Remittance volumes worldwide are in for a double-digit decline this year, with second quarter likely to be exceptionally weak. Image Credit: Gulf News

Abu Dhabi: Remittances from the UAE this quarter could drop by 20-25 per cent from a year ago as job losses and salary cuts take their toll.

“Remittance transactions in the first-half of April witnessed a 30 per cent decrease; however, this drop reduced to around 15 per cent by the third week and improve as we get closer to the end of the month,” said Rashid Al Ansari, CEO at Al Ansari Exchange.

The World Bank has projected global remittances to drop by 20 per cent this year, with the Middle East and North Africa expected to see falls by 19.6 per cent to $47 billion. “The drop has been across-the-board and represented through the demographics we have in the UAE,” he added.

There are a number of reasons for this, including exchange houses being closed in the receiving country, as well as many residents saving money...

- Associate at Lulu International Exchange

“The World Bank’s forecast is pretty much in line with what we seen so far and it’s going to continue that way at least until the second quarter. We haven’t seen the end of it.”

Declines across the board

Remittance declines were also reported at LuLu International Exchange, as well as at other exchange companies. “March was business as usual, but as we entered April the impact definitely started to be felt,” said an associate at one of LuLu’s main branches.

“There are a number of reasons for this, including exchange houses being closed in the receiving country, as well as many residents saving money to be able to sustain themselves during this time as their own salary situation has been affected. And others have just lost their jobs.”

Going cashless at low costs

Al Ansari said UAE regulators need to step in and make it less costly for exchange houses to transition to cashless and digital payments.

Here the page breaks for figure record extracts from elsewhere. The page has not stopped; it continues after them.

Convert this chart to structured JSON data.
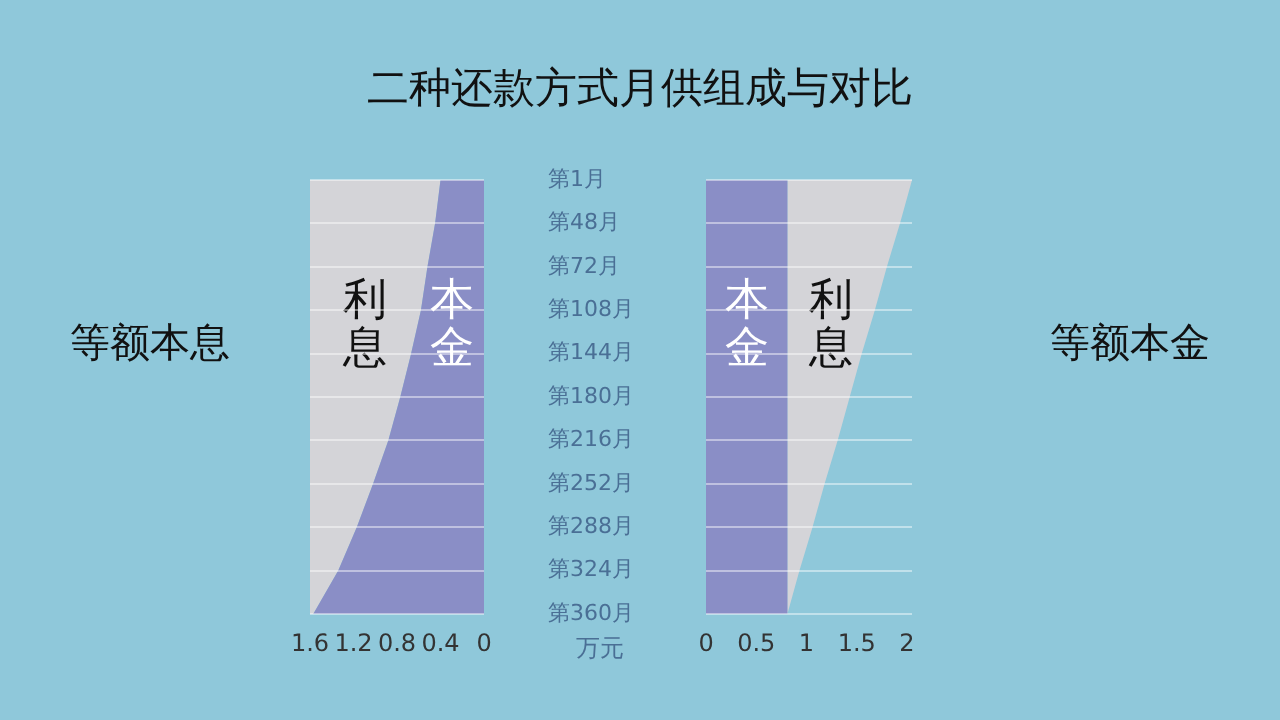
{
  "chart_data": [
    {
      "type": "area",
      "title": "二种还款方式月供组成与对比",
      "ylabel": "等额本息",
      "xlabel": "万元",
      "orientation": "horizontal",
      "stacked": true,
      "categories": [
        "第1月",
        "第48月",
        "第72月",
        "第108月",
        "第144月",
        "第180月",
        "第216月",
        "第252月",
        "第288月",
        "第324月",
        "第360月"
      ],
      "series": [
        {
          "name": "本金",
          "color": "#8a8ec6",
          "values": [
            0.4,
            0.45,
            0.52,
            0.58,
            0.67,
            0.77,
            0.88,
            1.02,
            1.17,
            1.34,
            1.57
          ]
        },
        {
          "name": "利息",
          "color": "#d4d4d8",
          "values": [
            1.2,
            1.15,
            1.08,
            1.02,
            0.93,
            0.83,
            0.72,
            0.58,
            0.43,
            0.26,
            0.03
          ]
        }
      ],
      "xlim": [
        1.6,
        0
      ],
      "xticks": [
        1.6,
        1.2,
        0.8,
        0.4,
        0
      ],
      "grid": "y",
      "tick_labels": "xy"
    },
    {
      "type": "area",
      "ylabel": "等额本金",
      "orientation": "horizontal",
      "stacked": true,
      "categories": [
        null,
        null,
        null,
        null,
        null,
        null,
        null,
        null,
        null,
        null,
        null
      ],
      "series": [
        {
          "name": "本金",
          "color": "#8a8ec6",
          "values": [
            0.81,
            0.81,
            0.81,
            0.81,
            0.81,
            0.81,
            0.81,
            0.81,
            0.81,
            0.81,
            0.81
          ]
        },
        {
          "name": "利息",
          "color": "#d4d4d8",
          "values": [
            1.24,
            1.12,
            0.99,
            0.87,
            0.74,
            0.62,
            0.5,
            0.37,
            0.25,
            0.12,
            0
          ]
        }
      ],
      "xlim": [
        0,
        2.05
      ],
      "xticks": [
        0,
        0.5,
        1,
        1.5,
        2
      ],
      "grid": "y",
      "tick_labels": "x"
    }
  ]
}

“For example, remitting Dh1,000 using a debit card will cost a typical exchange company between 2-2.5 per cent resulting in a Dh20-Dh25 fee. When you are charging the customer Dh16 for the transaction, there is no way the exchange company can absorb this cost.

“Although there are alternative methods like UAE Payment Gateway System, not all banks are members and is not as user-friendly compared to using a debit card.

“I urge the relevant authorities to tackle this major hurdle in digital payment fees. This could be by introducing a local scheme with a cap on the fees per transaction like in Saudi Arabia and Kuwait. K-net in Kuwait charges a fixed fee of less than Dh1 regardless of the amount, which is easily absorbed by the merchants including exchange companies.”